The Art of the Family Meal

Those would be the usual suspects: smart phones and other invasive technologies, long work hours, soccer practice, social engagements, freeway gridlock, homework and the like, all conspiring against the gathering of parent and child at the same table, at the same time, for the same meal, for the same conversation.

A three-year-old program, born here in the Bay Area and migrating to other regions of the country, is pushing back though, attaching family to meal, all within a Jewish framework.

“Family mealtime is a dying ritual and tradition, and it needs attention,” said Vicky Kelman, a veteran Jewish educator, thought leader, and advocate for Jewish family education.

“So we must look for ways to revive and strengthen it. Family mealtime creates stronger families, which makes a stronger Jewish community, which makes a stronger Jewish everything.”

Enter Home for Dinner, an initiative encouraging Jewish families to commit to sharing more meals together and offering guidance for meaningful interaction, Jewish learning and relationship building.

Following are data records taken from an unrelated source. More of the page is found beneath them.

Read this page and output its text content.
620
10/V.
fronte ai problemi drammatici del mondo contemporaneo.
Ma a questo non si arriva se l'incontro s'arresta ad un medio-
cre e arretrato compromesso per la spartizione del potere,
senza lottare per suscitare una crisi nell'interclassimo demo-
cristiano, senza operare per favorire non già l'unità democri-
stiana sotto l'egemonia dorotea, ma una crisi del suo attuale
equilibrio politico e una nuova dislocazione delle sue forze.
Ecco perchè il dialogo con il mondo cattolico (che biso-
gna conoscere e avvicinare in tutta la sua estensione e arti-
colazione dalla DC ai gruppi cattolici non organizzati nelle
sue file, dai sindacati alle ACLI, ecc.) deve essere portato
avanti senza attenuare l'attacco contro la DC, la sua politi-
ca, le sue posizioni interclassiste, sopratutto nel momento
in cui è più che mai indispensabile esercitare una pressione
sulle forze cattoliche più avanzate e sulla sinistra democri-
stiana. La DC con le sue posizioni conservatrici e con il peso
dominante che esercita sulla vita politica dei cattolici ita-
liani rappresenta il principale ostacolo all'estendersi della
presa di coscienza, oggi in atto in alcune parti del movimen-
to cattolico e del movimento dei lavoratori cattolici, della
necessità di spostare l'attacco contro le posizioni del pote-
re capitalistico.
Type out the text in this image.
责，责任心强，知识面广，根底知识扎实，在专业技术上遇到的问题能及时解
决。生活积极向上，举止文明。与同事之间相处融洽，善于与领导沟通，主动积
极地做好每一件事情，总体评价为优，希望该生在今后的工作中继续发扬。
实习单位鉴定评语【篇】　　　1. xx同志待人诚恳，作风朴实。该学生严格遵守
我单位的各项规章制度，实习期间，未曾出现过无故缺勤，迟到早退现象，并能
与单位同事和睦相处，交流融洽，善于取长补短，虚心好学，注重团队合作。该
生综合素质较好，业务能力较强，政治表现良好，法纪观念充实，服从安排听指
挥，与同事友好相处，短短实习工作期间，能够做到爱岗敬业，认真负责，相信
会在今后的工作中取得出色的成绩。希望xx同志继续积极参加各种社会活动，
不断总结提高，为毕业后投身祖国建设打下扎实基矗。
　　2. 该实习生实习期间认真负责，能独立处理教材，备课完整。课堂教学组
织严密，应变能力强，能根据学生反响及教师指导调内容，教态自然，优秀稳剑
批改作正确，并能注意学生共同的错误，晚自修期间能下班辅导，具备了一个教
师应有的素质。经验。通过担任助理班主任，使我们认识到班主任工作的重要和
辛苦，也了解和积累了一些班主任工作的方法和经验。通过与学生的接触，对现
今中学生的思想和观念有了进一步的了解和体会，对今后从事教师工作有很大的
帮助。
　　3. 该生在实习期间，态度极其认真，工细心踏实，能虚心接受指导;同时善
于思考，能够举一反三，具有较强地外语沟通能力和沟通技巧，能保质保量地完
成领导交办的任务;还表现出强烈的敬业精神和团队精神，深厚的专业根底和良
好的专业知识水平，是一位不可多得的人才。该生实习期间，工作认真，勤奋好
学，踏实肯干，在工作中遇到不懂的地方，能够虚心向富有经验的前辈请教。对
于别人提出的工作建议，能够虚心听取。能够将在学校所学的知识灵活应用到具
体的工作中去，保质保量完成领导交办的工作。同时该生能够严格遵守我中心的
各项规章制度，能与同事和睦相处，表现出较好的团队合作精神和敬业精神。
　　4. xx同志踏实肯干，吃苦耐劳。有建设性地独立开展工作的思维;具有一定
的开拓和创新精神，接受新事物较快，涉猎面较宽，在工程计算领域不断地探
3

Hazon – the Jewish environmental organization – has been spearheading the program with a Signature grant from The Covenant Foundation.

“In an ideal world, such an initiative would not be needed,” said Nigel Savage, Hazon’s executive director. “But in reality, families need encouragement and a reminder of the need to eat – and engage – together.”

At the core of the initiative is a six-part Home for Dinner curriculum, written and designed by Kelman to travel seamlessly between classroom and dining room, and involving teachers, students and parents in a holistic approach that makes family mealtime a linchpin of Jewish engagement and growth.

One program, for example, focuses on brachot– Jewish blessings – and seeks to instill lessons and encourage conversation about the value of appreciation and gratitude.

Food justice is the focus of another program and features activities, offers teachings and promotes dialogue at school and at home about this timely topic.

Home for Dinner was used in varying degrees by three synagogues in the Bay Area during its pilot year. Its reach has since expanded to seven educational venues in the region this school term.

Jewish educators in Denver and Boulder, Colorado and the New York metro area are beginning to use it this academic year as well, bringing to 16 the number of synagogues, schools and other organizations where Home for Dinner lives. The program is expected to continue growing as educators adapt it in full or customize it to needs within their communities and organizations.

At Congregation Rodef Sholom just north of San Francisco, Home for Dinner is used in fifth-grade classrooms and is also incorporated into the synagogue’s 16-week family program, Kol Hamishpacha.

“It complements what we are already doing, and really addresses a hunger and yearning among our families for engagement between parents and children, and each other,” said Irene Resnikoff, Director of Education at the synagogue.

On a recent Sunday afternoon there, about a dozen families gathered in the social hall for a few hours of just this sort of multi-generational Jewish learning. On this day, they focused on the value of showing kindness to animals – a topic sure to expand table conversation at home and elsewhere.

Dynamo, a guide dog trained by nearby Guide Dogs for the Blind, was the featured guest, as both parents and children learned about the roles that pets and animals can and do play, and what Jewish teachings say about it.

It was all valuable knowledge and perspective to discuss over a shared meal – a potluck dinner eaten family style at long communal tables to encourage conversation and connection.

Participants said that the premium placed by Home for Dinner on collaborative learning by child and parent, and its emphasis on discussion and relationship building during meal time – whether at home or elsewhere – is immensely valuable, and necessary.

“I don’t want to be the type of parent who just drops my child off at school and then drives away,” said Lisa Bloch, who has a six-year-old daughter and lives just north of San Francisco. “Home for Dinner allows me as a parent to be a student as well, and to act on and solidify Jewish values and learning with my daughter at home, over a meal and at other times. It’s all very positive.”

The curriculum is aimed at fifth-grade students, who, Kelman said, are on the verge of bar and bat mitzvah prep years and are most amenable to some of the more abstract principles that Home for Dinner advances. Still, its emphasis on building and sustaining quality family time around Jewish learning and engagement is universal.

To Mark Solomon, a member of Congregation Rodef Sholom, the mere act of making mealtime a collective effort, and framing conversation through a Jewish lens, is in itself an immeasurably valuable signal.

“I am showing my daughter that this is immensely important to me, and so it should be to her, and to us as a family,” he said.